Terkait seni karawitan, dia mengatakan, BPGJHS Singapura telah memiliki perangkat gamelan slendro yang dibeli dari Solo sehingga para siswa sekolah ini mampu memainkan alat musik tersebut atas bimbingan guru-guru yang telah belajar di Purbalingga.

BPGHS Singapura juga telah memiliki alat musik calung Banyumasan yang merupakan pemberian dari SMPN 1 Purbalingga serta memelajari seni membatik.

Selain itu seni, lanjutnya, siswa BPGHS Singapura pun memelajari sejumlah kesenian dari Melayu karena leluhur mereka banyak yang berasal dari Malaysia dan Indonesia.
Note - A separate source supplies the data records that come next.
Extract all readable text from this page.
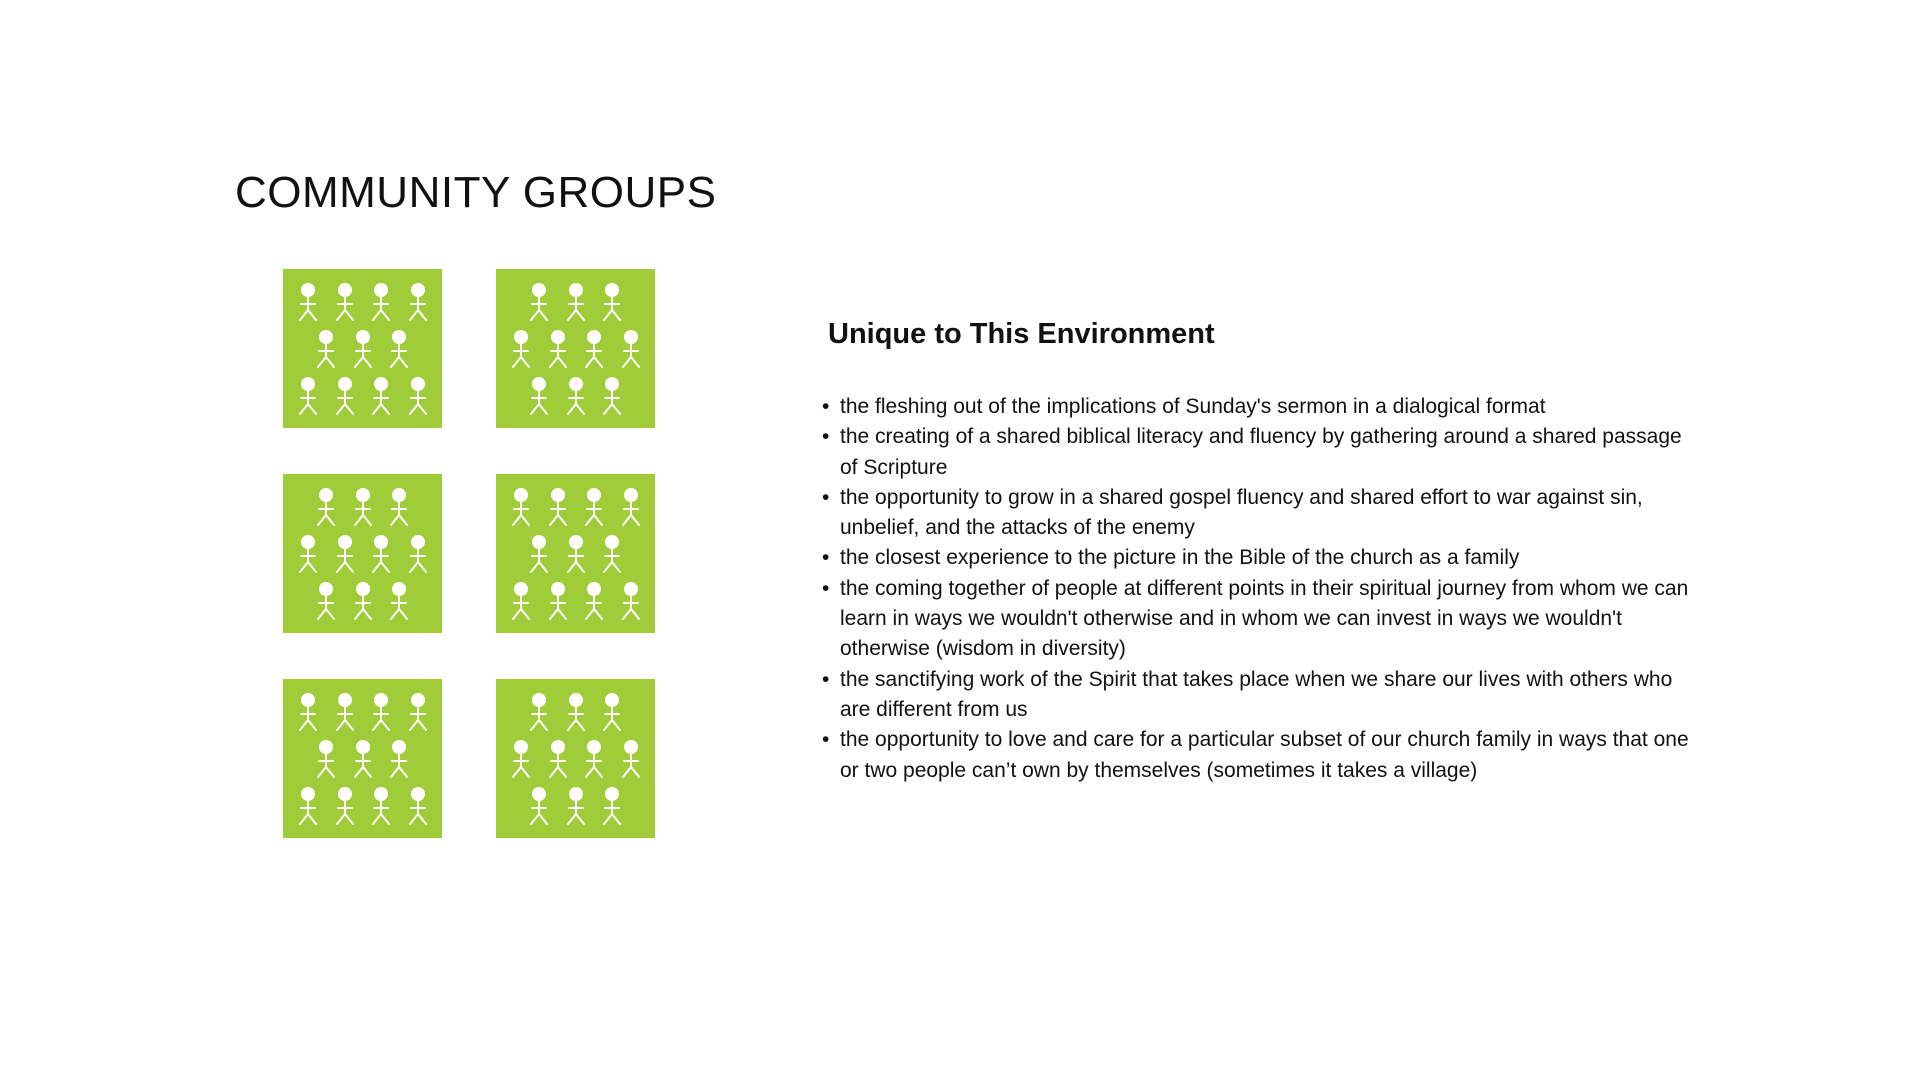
COMMUNITY GROUPS
Unique to This Environment
• the fleshing out of the implications of Sunday's sermon in a dialogical format
• the creating of a shared biblical literacy and fluency by gathering around a shared passage of Scripture
• the opportunity to grow in a shared gospel fluency and shared effort to war against sin, unbelief, and the attacks of the enemy
• the closest experience to the picture in the Bible of the church as a family
• the coming together of people at different points in their spiritual journey from whom we can learn in ways we wouldn't otherwise and in whom we can invest in ways we wouldn't otherwise (wisdom in diversity)
• the sanctifying work of the Spirit that takes place when we share our lives with others who are different from us
• the opportunity to love and care for a particular subset of our church family in ways that one or two people can’t own by themselves (sometimes it takes a village)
"Mereka perlu tahu kesenian dan budaya mereka, sekaligus mengetahui leluhur kita sendiri. Kebetulan leluhur saya sendiri juga dari Indonesia, tepatnya dari Pacitan," katanya.
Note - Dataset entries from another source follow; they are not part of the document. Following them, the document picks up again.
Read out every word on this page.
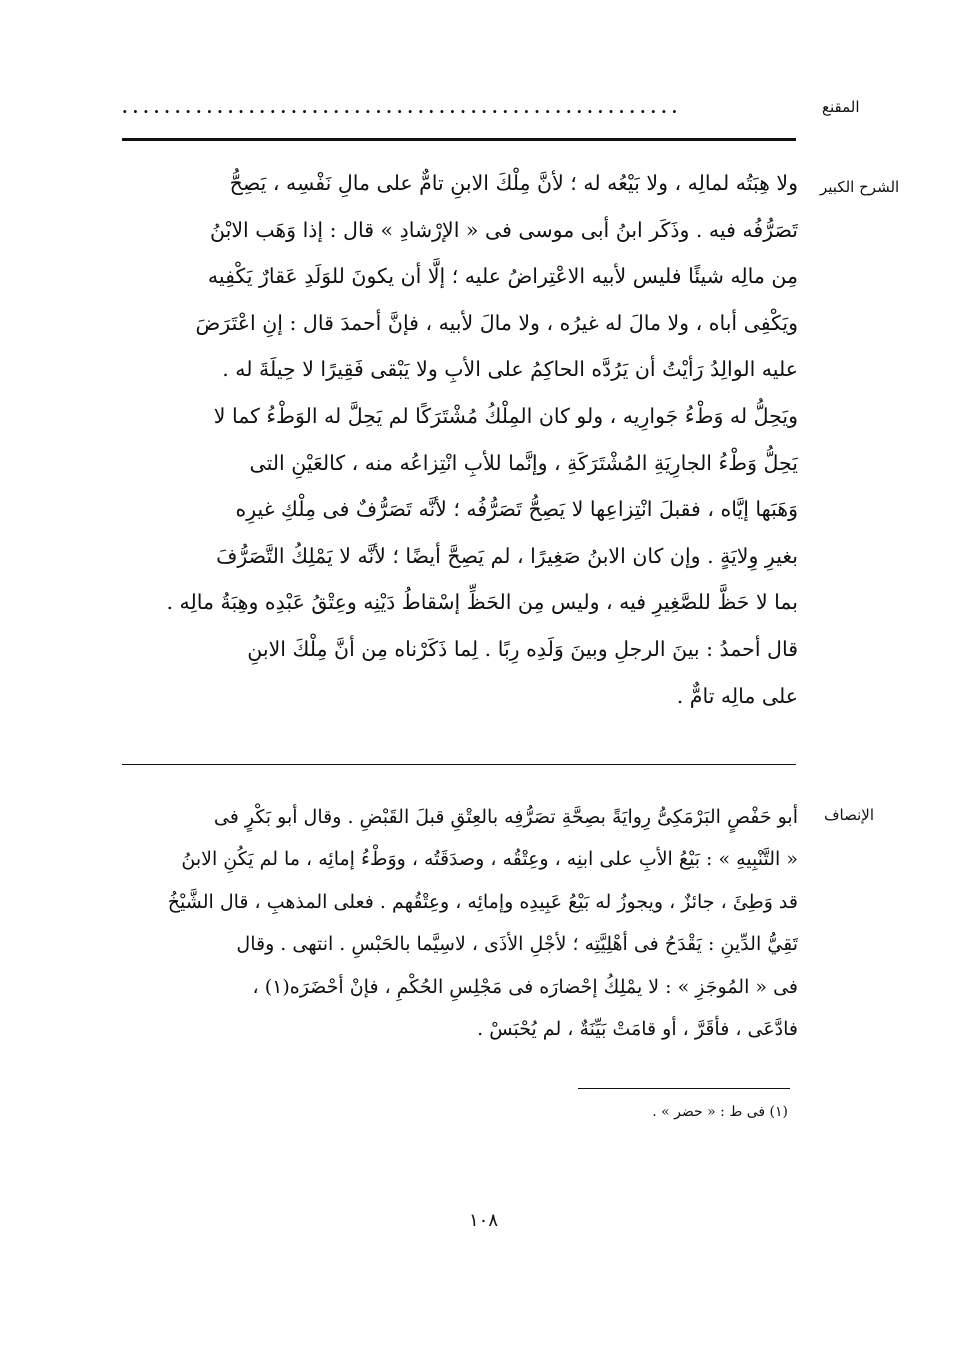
المقنع
.....................................................
الشرح الكبير
ولا هِبَتُه لمالِه ، ولا بَيْعُه له ؛ لأنَّ مِلْكَ الابنِ تامٌّ على مالِ نَفْسِه ، يَصِحُّ
تَصَرُّفُه فيه . وذَكَر ابنُ أبى موسى فى « الإرْشادِ » قال : إذا وَهَب الابْنُ
مِن مالِه شيئًا فليس لأبيه الاعْتِراضُ عليه ؛ إلَّا أن يكونَ للوَلَدِ عَقارٌ يَكْفِيه
ويَكْفِى أباه ، ولا مالَ له غيرُه ، ولا مالَ لأبيه ، فإنَّ أحمدَ قال : إنِ اعْتَرَضَ
عليه الوالِدُ رَأيْتُ أن يَرُدَّه الحاكِمُ على الأبِ ولا يَبْقى فَقِيرًا لا حِيلَةَ له .
ويَحِلُّ له وَطْءُ جَوارِيه ، ولو كان المِلْكُ مُشْتَرَكًا لم يَحِلَّ له الوَطْءُ كما لا
يَحِلُّ وَطْءُ الجارِيَةِ المُشْتَرَكَةِ ، وإنَّما للأبِ انْتِزاعُه منه ، كالعَيْنِ التى
وَهَبَها إيَّاه ، فقبلَ انْتِزاعِها لا يَصِحُّ تَصَرُّفُه ؛ لأنَّه تَصَرُّفٌ فى مِلْكِ غيرِه
بغيرِ وِلايَةٍ . وإن كان الابنُ صَغِيرًا ، لم يَصِحَّ أيضًا ؛ لأنَّه لا يَمْلِكُ التَّصَرُّفَ
بما لا حَظَّ للصَّغِيرِ فيه ، وليس مِن الحَظِّ إسْقاطُ دَيْنِه وعِتْقُ عَبْدِه وهِبَةُ مالِه .
قال أحمدُ : بينَ الرجلِ وبينَ وَلَدِه رِبًا . لِما ذَكَرْناه مِن أنَّ مِلْكَ الابنِ
على مالِه تامٌّ .
الإنصاف
أبو حَفْصٍ البَرْمَكِىُّ رِوايَةً بصِحَّةِ تصَرُّفِه بالعِتْقِ قبلَ القَبْضِ . وقال أبو بَكْرٍ فى
« التَّنْبِيهِ » : بَيْعُ الأبِ على ابنِه ، وعِتْقُه ، وصدَقَتُه ، ووَطْءُ إمائِه ، ما لم يَكُنِ الابنُ
قد وَطِئَ ، جائزٌ ، ويجوزُ له بَيْعُ عَبِيدِه وإمائِه ، وعِتْقُهم . فعلى المذهبِ ، قال الشَّيْخُ
تَقِيُّ الدِّينِ : يَقْدَحُ فى أهْلِيَّتِه ؛ لأجْلِ الأذَى ، لاسِيَّما بالحَبْسِ . انتهى . وقال
فى « المُوجَزِ » : لا يمْلِكُ إحْضارَه فى مَجْلِسِ الحُكْمِ ، فإنْ أحْضَرَه(١) ،
فادَّعَى ، فأقَرَّ ، أو قامَتْ بَيِّنَةٌ ، لم يُحْبَسْ .
(١) فى ط : « حضر » .
١٠٨
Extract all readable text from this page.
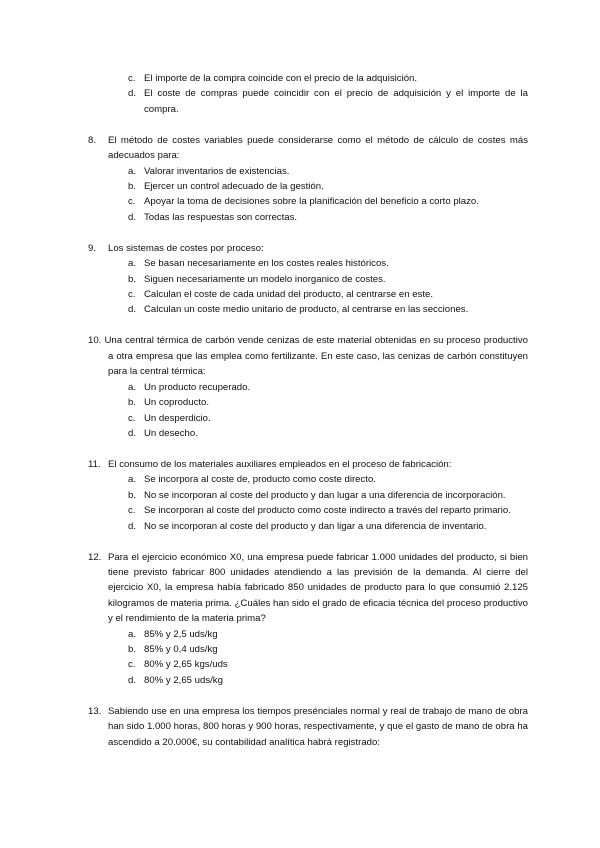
c. El importe de la compra coincide con el precio de la adquisición.
d. El coste de compras puede coincidir con el precio de adquisición y el importe de la compra.
8.	El método de costes variables puede considerarse como el método de cálculo de costes más adecuados para:
a. Valorar inventarios de existencias.
b. Ejercer un control adecuado de la gestión.
c. Apoyar la toma de decisiones sobre la planificación del beneficio a corto plazo.
d. Todas las respuestas son correctas.
9.	Los sistemas de costes por proceso:
a. Se basan necesariamente en los costes reales históricos.
b. Siguen necesariamente un modelo inorganico de costes.
c. Calculan el coste de cada unidad del producto, al centrarse en este.
d. Calculan un coste medio unitario de producto, al centrarse en las secciones.
10. Una central térmica de carbón vende cenizas de este material obtenidas en su proceso productivo a otra empresa que las emplea como fertilizante. En este caso, las cenizas de carbón constituyen para la central térmica:
a. Un producto recuperado.
b. Un coproducto.
c. Un desperdicio.
d. Un desecho.
11. El consumo de los materiales auxiliares empleados en el proceso de fabricación:
a. Se incorpora al coste de, producto como coste directo.
b. No se incorporan al coste del producto y dan lugar a una diferencia de incorporación.
c. Se incorporan al coste del producto como coste indirecto a través del reparto primario.
d. No se incorporan al coste del producto y dan ligar a una diferencia de inventario.
12. Para el ejercicio económico X0, una empresa puede fabricar 1.000 unidades del producto, si bien tiene previsto fabricar 800 unidades atendiendo a las previsión de la demanda. Al cierre del ejercicio X0, la empresa había fabricado 850 unidades de producto para lo que consumió 2.125 kilogramos de materia prima. ¿Cuáles han sido el grado de eficacia técnica del proceso productivo y el rendimiento de la materia prima?
a. 85% y 2,5 uds/kg
b. 85% y 0,4 uds/kg
c. 80% y 2,65 kgs/uds
d. 80% y 2,65 uds/kg
13. Sabiendo use en una empresa los tiempos presénciales normal y real de trabajo de mano de obra han sido 1.000 horas, 800 horas y 900 horas, respectivamente, y que el gasto de mano de obra ha ascendido a 20.000€, su contabilidad analítica habrá registrado:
Lebih lanjut mengenai BPGHS Singapura, Sazali mengatakan, sekolah ini didirikan oleh orang-orang China pada tahun 1960 saat Singapura masih dikuasai Malaysia.

Sementara itu, Kepala Sekolah SMPN 1 Purbalingga Agus Triyono mengatakan, pihaknya sengaja memilih Singapura karena di negara tersebut terdapat sekolah yang khusus untuk olahraga, budaya, sains, dan sebagainya.

"Kita ambil sekolah yang khusus untuk budaya dulu karena ini merupakan jembatan untuk menuju dunia internasional. Kalau di sekolah sains, anak-anak saya mungkin belum bisa bersaing, tapi kalau budaya itu universal, sehingga kita percaya diri dulu dan jika anak-anak telah percaya diri, nanti akan ditambah secara bertahap," katanya.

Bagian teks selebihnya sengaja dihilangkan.